Les médias privés peuvent participer à la procédure sur « Admeira »

L'association 'Médias Suisses' et neuf éditeurs privés auront leur mot à dire dans la participation ...
Les médias privés peuvent participer à la procédure sur « Admeira »

Les médias privés peuvent participer à la procédure sur

Photo: KEYSTONE/CHRISTIAN BEUTLER

L'association 'Médias Suisses' et neuf éditeurs privés auront leur mot à dire dans la participation de la SSR à la joint-venture publicitaire 'Admeira'. Le Tribunal fédéral a confirmé leur qualité de partie.

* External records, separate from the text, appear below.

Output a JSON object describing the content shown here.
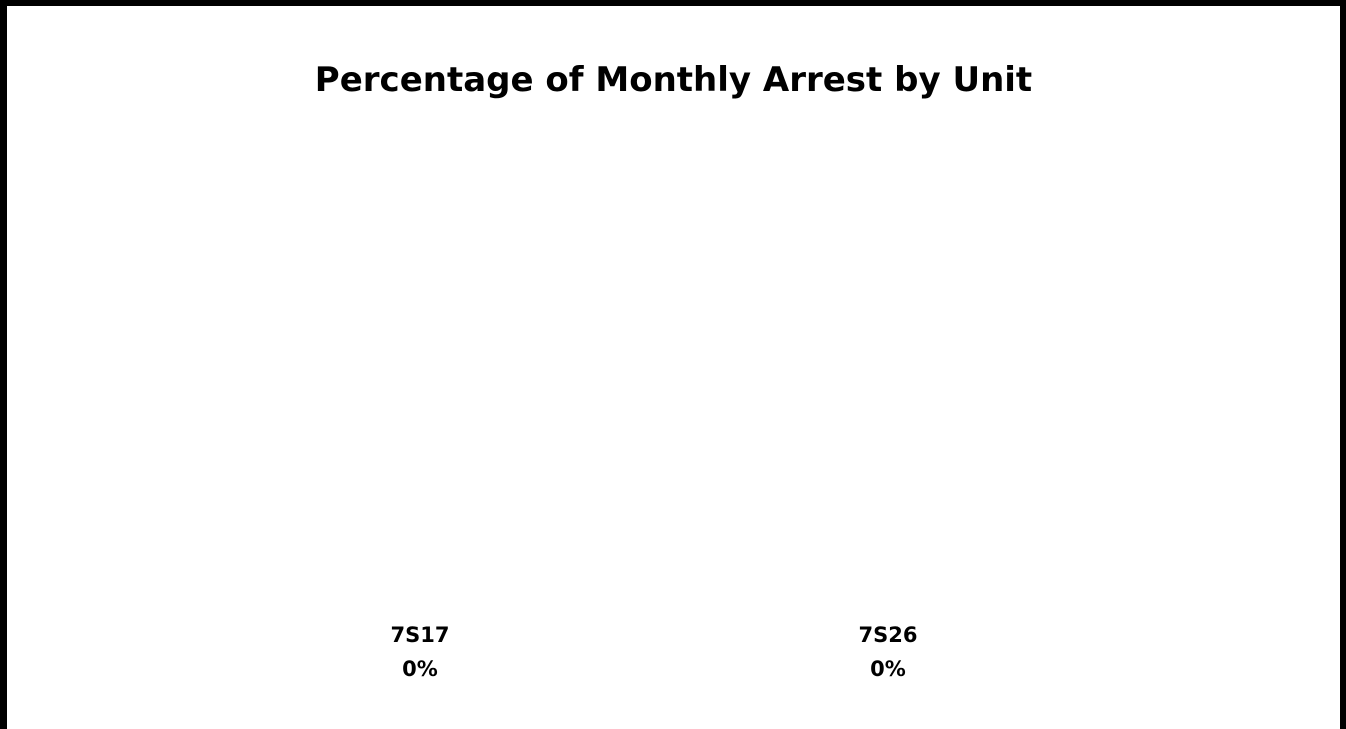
{
  "chart_data": {
    "type": "pie",
    "title": "Percentage of Monthly Arrest by Unit",
    "slices": [
      {
        "label": "7S17",
        "value": 0,
        "value_label": "0%"
      },
      {
        "label": "7S26",
        "value": 0,
        "value_label": "0%"
      }
    ],
    "legend": "none",
    "colors": {
      "border": "#000000",
      "background": "#ffffff",
      "text": "#000000"
    }
  }
}
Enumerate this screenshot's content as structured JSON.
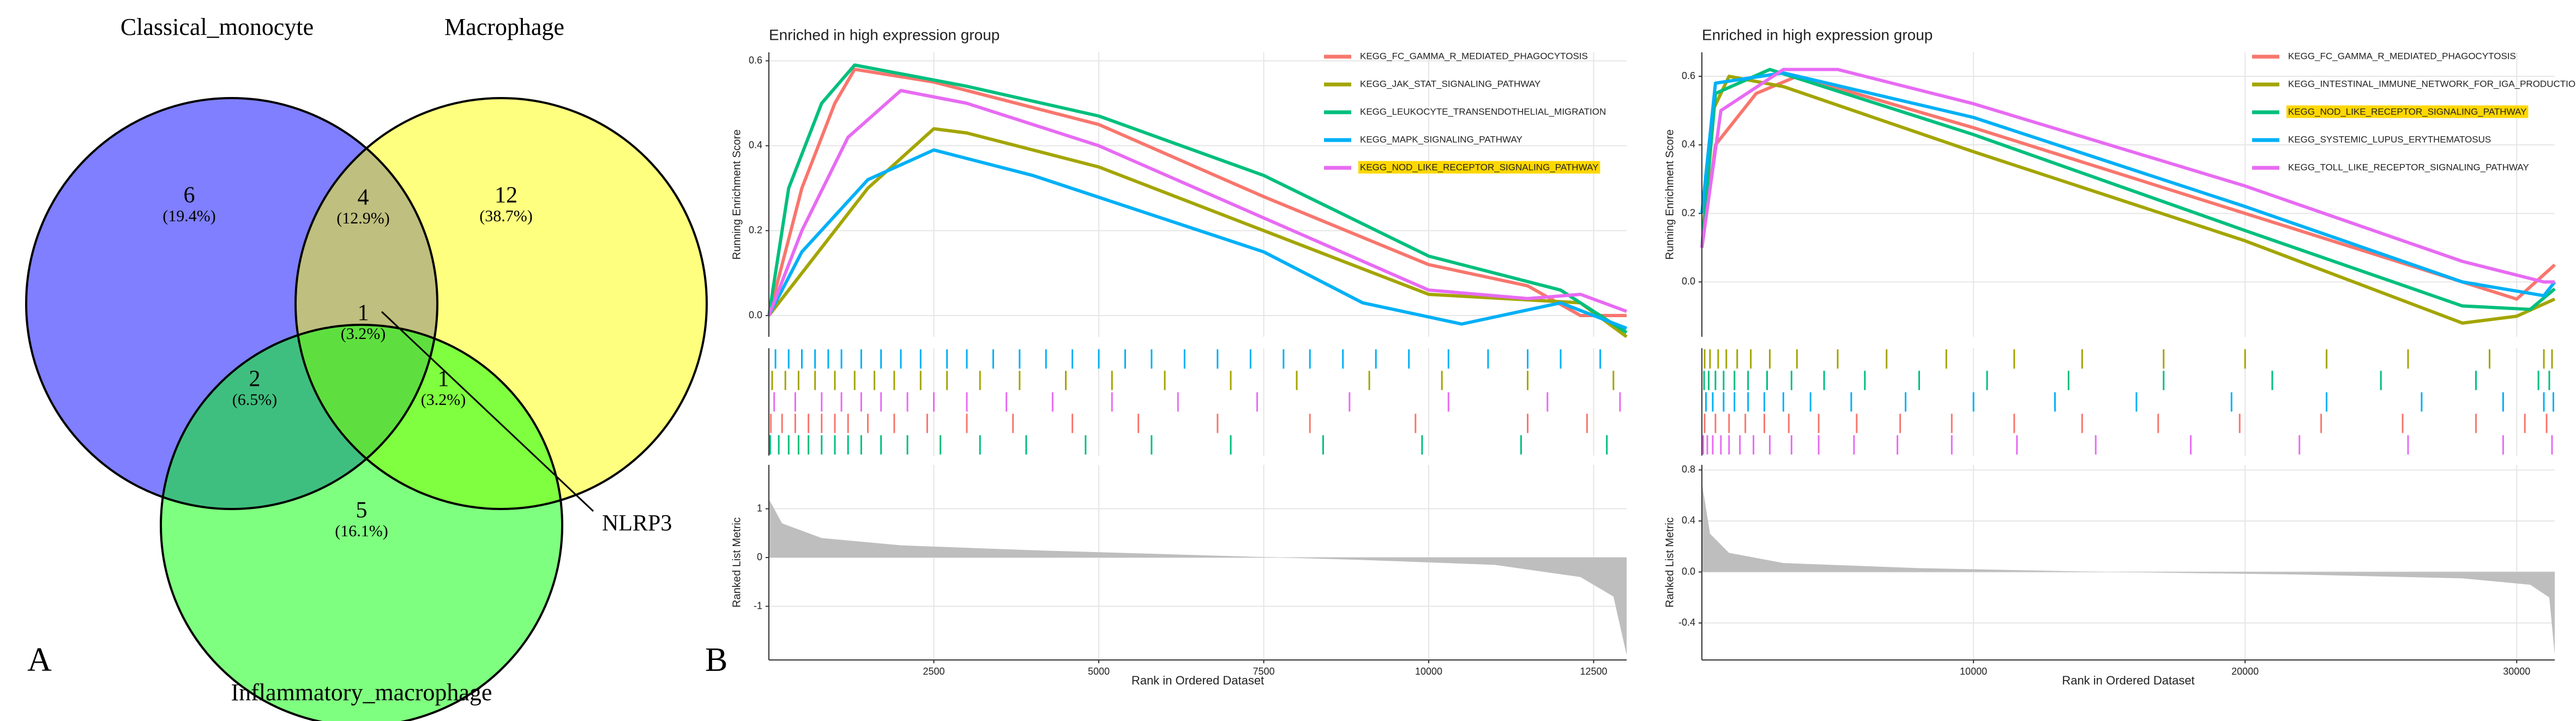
{
  "chart_data": [
    {
      "type": "venn",
      "panel_label": "A",
      "fill_opacity": 0.5,
      "sets": [
        {
          "name": "Classical_monocyte",
          "color": "#0000FF"
        },
        {
          "name": "Macrophage",
          "color": "#FFFF00"
        },
        {
          "name": "Inflammatory_macrophage",
          "color": "#00FF00"
        }
      ],
      "values": [
        6,
        4,
        12,
        2,
        1,
        1,
        5
      ],
      "shares": [
        19.4,
        12.9,
        38.7,
        6.5,
        3.2,
        3.2,
        16.1
      ],
      "share_labels": [
        "(19.4%)",
        "(12.9%)",
        "(38.7%)",
        "(6.5%)",
        "(3.2%)",
        "(3.2%)",
        "(16.1%)"
      ],
      "annotation": "NLRP3"
    },
    {
      "type": "gsea",
      "panel_label": "B",
      "title": "Enriched in high expression group",
      "x_label": "Rank in Ordered Dataset",
      "y_label": "Running Enrichment Score",
      "metric_label": "Ranked List Metric",
      "xlim": [
        0,
        13000
      ],
      "xticks": [
        2500,
        5000,
        7500,
        10000,
        12500
      ],
      "ylim": [
        -0.05,
        0.62
      ],
      "yticks": [
        {
          "value": 0,
          "label": "0.0"
        },
        0.2,
        0.4,
        0.6
      ],
      "metric_ylim": [
        -2.1,
        1.9
      ],
      "metric_yticks": [
        -1,
        0,
        1
      ],
      "grid": true,
      "highlight_color": "#FFD700",
      "metric_color": "#BEBEBE",
      "metric_x": [
        0,
        200,
        800,
        2000,
        4000,
        6500,
        9000,
        11000,
        12300,
        12800,
        13000
      ],
      "metric_values": [
        1.2,
        0.7,
        0.4,
        0.25,
        0.15,
        0.05,
        -0.05,
        -0.15,
        -0.4,
        -0.8,
        -2.0
      ],
      "hit_order": [
        3,
        1,
        4,
        0,
        2
      ],
      "series": [
        {
          "name": "KEGG_FC_GAMMA_R_MEDIATED_PHAGOCYTOSIS",
          "color": "#F8766D",
          "highlight": false,
          "x": [
            0,
            500,
            1000,
            1300,
            2500,
            5000,
            7500,
            10000,
            11500,
            12300,
            13000
          ],
          "values": [
            0,
            0.3,
            0.5,
            0.58,
            0.55,
            0.45,
            0.28,
            0.12,
            0.07,
            0.0,
            0.0
          ],
          "hits": [
            30,
            200,
            400,
            600,
            800,
            1000,
            1200,
            1500,
            1900,
            2400,
            3000,
            3700,
            4600,
            5600,
            6800,
            8200,
            9800,
            11500,
            12400
          ]
        },
        {
          "name": "KEGG_JAK_STAT_SIGNALING_PATHWAY",
          "color": "#A3A500",
          "highlight": false,
          "x": [
            0,
            500,
            1500,
            2500,
            3000,
            5000,
            7500,
            10000,
            12300,
            13000
          ],
          "values": [
            0,
            0.1,
            0.3,
            0.44,
            0.43,
            0.35,
            0.2,
            0.05,
            0.03,
            -0.05
          ],
          "hits": [
            50,
            250,
            450,
            700,
            1000,
            1300,
            1600,
            1900,
            2300,
            2700,
            3200,
            3800,
            4500,
            5200,
            6000,
            7000,
            8000,
            9100,
            10200,
            11500,
            12800
          ]
        },
        {
          "name": "KEGG_LEUKOCYTE_TRANSENDOTHELIAL_MIGRATION",
          "color": "#00BF7D",
          "highlight": false,
          "x": [
            0,
            300,
            800,
            1300,
            3000,
            5000,
            7500,
            10000,
            12000,
            13000
          ],
          "values": [
            0,
            0.3,
            0.5,
            0.59,
            0.54,
            0.47,
            0.33,
            0.14,
            0.06,
            -0.04
          ],
          "hits": [
            20,
            150,
            300,
            450,
            600,
            800,
            1000,
            1200,
            1400,
            1700,
            2100,
            2600,
            3200,
            3900,
            4800,
            5800,
            7000,
            8400,
            9900,
            11400,
            12700
          ]
        },
        {
          "name": "KEGG_MAPK_SIGNALING_PATHWAY",
          "color": "#00B0F6",
          "highlight": false,
          "x": [
            0,
            500,
            1500,
            2500,
            4000,
            7500,
            9000,
            10500,
            12000,
            13000
          ],
          "values": [
            0,
            0.15,
            0.32,
            0.39,
            0.33,
            0.15,
            0.03,
            -0.02,
            0.03,
            -0.03
          ],
          "hits": [
            100,
            300,
            500,
            700,
            900,
            1100,
            1400,
            1700,
            2000,
            2300,
            2700,
            3000,
            3400,
            3800,
            4200,
            4600,
            5000,
            5400,
            5800,
            6300,
            6800,
            7300,
            7800,
            8200,
            8700,
            9200,
            9700,
            10300,
            10900,
            11500,
            12000,
            12600
          ]
        },
        {
          "name": "KEGG_NOD_LIKE_RECEPTOR_SIGNALING_PATHWAY",
          "color": "#E76BF3",
          "highlight": true,
          "x": [
            0,
            500,
            1200,
            2000,
            3000,
            5000,
            7500,
            10000,
            11500,
            12300,
            13000
          ],
          "values": [
            0,
            0.2,
            0.42,
            0.53,
            0.5,
            0.4,
            0.23,
            0.06,
            0.04,
            0.05,
            0.01
          ],
          "hits": [
            80,
            400,
            800,
            1100,
            1400,
            1700,
            2100,
            2500,
            3000,
            3600,
            4300,
            5200,
            6200,
            7400,
            8800,
            10300,
            11800,
            12900
          ]
        }
      ]
    },
    {
      "type": "gsea",
      "title": "Enriched in high expression group",
      "x_label": "Rank in Ordered Dataset",
      "y_label": "Running Enrichment Score",
      "metric_label": "Ranked List Metric",
      "xlim": [
        0,
        31400
      ],
      "xticks": [
        10000,
        20000,
        30000
      ],
      "ylim": [
        -0.16,
        0.67
      ],
      "yticks": [
        {
          "value": 0,
          "label": "0.0"
        },
        0.2,
        0.4,
        0.6
      ],
      "metric_ylim": [
        -0.69,
        0.84
      ],
      "metric_yticks": [
        -0.4,
        {
          "value": 0,
          "label": "0.0"
        },
        0.4,
        0.8
      ],
      "grid": true,
      "highlight_color": "#FFD700",
      "metric_color": "#BEBEBE",
      "metric_x": [
        0,
        300,
        1000,
        3000,
        8000,
        15000,
        22000,
        28000,
        30500,
        31200,
        31400
      ],
      "metric_values": [
        0.7,
        0.3,
        0.15,
        0.07,
        0.03,
        0,
        -0.02,
        -0.05,
        -0.1,
        -0.2,
        -0.65
      ],
      "hit_order": [
        1,
        2,
        3,
        0,
        4
      ],
      "series": [
        {
          "name": "KEGG_FC_GAMMA_R_MEDIATED_PHAGOCYTOSIS",
          "color": "#F8766D",
          "highlight": false,
          "x": [
            0,
            500,
            2000,
            3500,
            10000,
            20000,
            28000,
            30000,
            31400
          ],
          "values": [
            0.1,
            0.4,
            0.55,
            0.6,
            0.45,
            0.2,
            0.0,
            -0.05,
            0.05
          ],
          "hits": [
            100,
            500,
            1000,
            1600,
            2300,
            3200,
            4300,
            5700,
            7300,
            9200,
            11500,
            14000,
            16800,
            19800,
            22800,
            25800,
            28500,
            30300,
            31100
          ]
        },
        {
          "name": "KEGG_INTESTINAL_IMMUNE_NETWORK_FOR_IGA_PRODUCTION",
          "color": "#A3A500",
          "highlight": false,
          "x": [
            0,
            400,
            1000,
            3000,
            10000,
            20000,
            28000,
            30000,
            31400
          ],
          "values": [
            0.1,
            0.5,
            0.6,
            0.57,
            0.38,
            0.12,
            -0.12,
            -0.1,
            -0.05
          ],
          "hits": [
            100,
            300,
            600,
            900,
            1300,
            1800,
            2500,
            3500,
            5000,
            6800,
            9000,
            11500,
            14000,
            17000,
            20000,
            23000,
            26000,
            29000,
            31000,
            31300
          ]
        },
        {
          "name": "KEGG_NOD_LIKE_RECEPTOR_SIGNALING_PATHWAY",
          "color": "#00BF7D",
          "highlight": true,
          "x": [
            0,
            500,
            2500,
            10000,
            20000,
            28000,
            30500,
            31400
          ],
          "values": [
            0.1,
            0.55,
            0.62,
            0.43,
            0.15,
            -0.07,
            -0.08,
            -0.02
          ],
          "hits": [
            80,
            250,
            500,
            800,
            1200,
            1700,
            2400,
            3300,
            4500,
            6000,
            8000,
            10500,
            13500,
            17000,
            21000,
            25000,
            28500,
            30800,
            31200
          ]
        },
        {
          "name": "KEGG_SYSTEMIC_LUPUS_ERYTHEMATOSUS",
          "color": "#00B0F6",
          "highlight": false,
          "x": [
            0,
            500,
            3000,
            10000,
            20000,
            28000,
            31000,
            31400
          ],
          "values": [
            0.2,
            0.58,
            0.61,
            0.48,
            0.22,
            0.0,
            -0.04,
            0.0
          ],
          "hits": [
            150,
            400,
            800,
            1200,
            1700,
            2300,
            3000,
            4000,
            5500,
            7500,
            10000,
            13000,
            16000,
            19500,
            23000,
            26500,
            29500,
            31000,
            31350
          ]
        },
        {
          "name": "KEGG_TOLL_LIKE_RECEPTOR_SIGNALING_PATHWAY",
          "color": "#E76BF3",
          "highlight": false,
          "x": [
            0,
            700,
            3000,
            5000,
            10000,
            20000,
            28000,
            31000,
            31400
          ],
          "values": [
            0.1,
            0.5,
            0.62,
            0.62,
            0.52,
            0.28,
            0.06,
            0.0,
            0.0
          ],
          "hits": [
            50,
            200,
            400,
            700,
            1000,
            1400,
            1900,
            2500,
            3300,
            4300,
            5600,
            7200,
            9200,
            11600,
            14500,
            18000,
            22000,
            26000,
            29500,
            31300
          ]
        }
      ]
    }
  ]
}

Dans un arrêt publié mercredi, le Tribunal fédéral constate que les entreprises de presse ont établi de manière suffisamment claire que l'entreprise de promotion publicitaire 'Admeira', commune à la SSR, à Ringier et à Swisscom, menaçait d'entraver considérablement leur développement. Ces éditeurs, parmi lesquels figurent Tamedia et AZ Medien, s'opposaient au recours de la Société suisse de radiodiffusion et de télévision (SSR).

Invoquant l'article 29 de la loi sur la radio et la télévision (LRTV), les juges de Mon Repos rappellent que la SSR est tenue d'annoncer à l'Office fédéral de la communication (OFCOM) toute activité non prévue dans la concession. Si une telle activité entrave considérablement le développement d'autres entreprises de médias, le Département fédéral de l'environnement, des transports, de l'énergie et de la communication (DETEC) peut l'interdire ou imposer des obligations.

Partie à la procédure

Si un média parvient à établir de manière défendable qu'il y a un risque d'entrave considérable à son développement, il est légitimé à participer à cette procédure, estime la cour. Ce droit doit permettre de contre-balancer les intérêts de la SSR financée en premier lieu par la redevance et ceux des autres parties au marché.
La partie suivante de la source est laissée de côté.